这段伪代码展示了正常操作下，主副本如何接收请求、复制日志、等待法定人数确认并最终提交和应用操作。备份副本则负责接收并确认日志条目，并根据主副本的指示提交和应用操作。

4. VSR 的精髓：视图变更 (View Change)

VSR 的核心复杂性和鲁棒性体现在其视图变更协议中。当主副本失效或网络分区导致其无法与大多数副本通信时，VSR 必须能够安全地选举一个新的主副本，并确保新的主副本拥有所有已提交的日志信息。这个过程至关重要，因为它直接关系到系统的安全性和活性。

视图变更协议的目标是：

选举新的主副本：确定一个健康的副本作为新的主副本。
确保日志一致性：新的主副本必须拥有所有已提交的操作，并且其日志不能包含任何未提交但可能与其他副本冲突的操作。

VSR 的视图变更是一个多阶段的协议：

4.1 阶段一：检测主副本故障并启动视图变更 (StartViewChange)

故障检测: 每个副本都维护一个定时器。

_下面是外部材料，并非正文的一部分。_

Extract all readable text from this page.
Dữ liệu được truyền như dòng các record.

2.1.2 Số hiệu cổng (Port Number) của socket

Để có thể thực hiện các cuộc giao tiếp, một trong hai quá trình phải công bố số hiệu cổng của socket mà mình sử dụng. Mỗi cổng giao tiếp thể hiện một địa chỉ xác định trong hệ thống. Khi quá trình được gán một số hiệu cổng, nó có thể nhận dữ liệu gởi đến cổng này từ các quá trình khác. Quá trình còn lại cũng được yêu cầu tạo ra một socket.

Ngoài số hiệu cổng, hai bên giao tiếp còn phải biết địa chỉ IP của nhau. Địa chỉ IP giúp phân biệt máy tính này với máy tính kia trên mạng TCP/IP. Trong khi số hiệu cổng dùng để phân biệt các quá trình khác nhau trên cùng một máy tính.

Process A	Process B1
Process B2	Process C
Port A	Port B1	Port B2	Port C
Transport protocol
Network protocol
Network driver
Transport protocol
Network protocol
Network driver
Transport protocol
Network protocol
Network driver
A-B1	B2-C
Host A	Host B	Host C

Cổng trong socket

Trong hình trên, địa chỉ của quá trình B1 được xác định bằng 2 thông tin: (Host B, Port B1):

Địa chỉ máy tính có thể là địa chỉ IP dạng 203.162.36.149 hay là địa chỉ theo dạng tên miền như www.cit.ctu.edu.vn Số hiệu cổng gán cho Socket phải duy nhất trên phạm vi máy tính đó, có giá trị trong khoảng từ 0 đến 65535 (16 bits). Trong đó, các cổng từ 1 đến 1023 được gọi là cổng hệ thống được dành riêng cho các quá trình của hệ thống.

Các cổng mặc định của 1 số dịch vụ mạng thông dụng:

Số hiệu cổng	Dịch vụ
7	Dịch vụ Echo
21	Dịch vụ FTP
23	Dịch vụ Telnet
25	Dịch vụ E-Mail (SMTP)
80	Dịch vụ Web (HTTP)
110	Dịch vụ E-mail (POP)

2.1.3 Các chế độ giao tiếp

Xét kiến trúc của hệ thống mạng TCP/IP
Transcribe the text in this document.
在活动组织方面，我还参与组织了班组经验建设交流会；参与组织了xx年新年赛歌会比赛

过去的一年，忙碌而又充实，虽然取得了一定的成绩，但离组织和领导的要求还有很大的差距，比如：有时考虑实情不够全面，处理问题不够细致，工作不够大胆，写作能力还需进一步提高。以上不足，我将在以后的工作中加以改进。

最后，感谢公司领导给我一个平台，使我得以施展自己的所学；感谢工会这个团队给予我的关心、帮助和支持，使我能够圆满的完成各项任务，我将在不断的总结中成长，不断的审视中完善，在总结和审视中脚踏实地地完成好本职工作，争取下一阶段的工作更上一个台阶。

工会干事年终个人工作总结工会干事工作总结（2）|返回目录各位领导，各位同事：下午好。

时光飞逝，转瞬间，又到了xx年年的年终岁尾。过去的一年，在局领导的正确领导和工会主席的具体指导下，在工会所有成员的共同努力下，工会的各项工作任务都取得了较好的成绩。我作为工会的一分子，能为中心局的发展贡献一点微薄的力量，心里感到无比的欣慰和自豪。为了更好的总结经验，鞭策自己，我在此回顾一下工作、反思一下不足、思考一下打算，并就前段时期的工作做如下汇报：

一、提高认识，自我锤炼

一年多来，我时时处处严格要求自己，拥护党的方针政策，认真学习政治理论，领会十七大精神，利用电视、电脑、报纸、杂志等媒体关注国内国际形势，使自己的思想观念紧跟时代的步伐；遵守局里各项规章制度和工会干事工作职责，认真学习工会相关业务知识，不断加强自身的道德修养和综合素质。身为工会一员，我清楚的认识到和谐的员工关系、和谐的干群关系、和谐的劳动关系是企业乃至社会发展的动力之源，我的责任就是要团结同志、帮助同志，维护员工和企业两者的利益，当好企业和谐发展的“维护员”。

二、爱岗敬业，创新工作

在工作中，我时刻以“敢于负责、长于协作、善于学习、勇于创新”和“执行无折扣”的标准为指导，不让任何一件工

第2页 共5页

如果一个副本长时间未收到主副本的消息（例如Prepare消息或心跳），它会认为主副本可能已经失效。
发起视图变更: 任何副本（包括主副本本身，如果它发现自己被隔离）都可以发起视图变更。它会递增current_view_num，并向所有其他副本发送StartViewChange消息，请求进入新的视图。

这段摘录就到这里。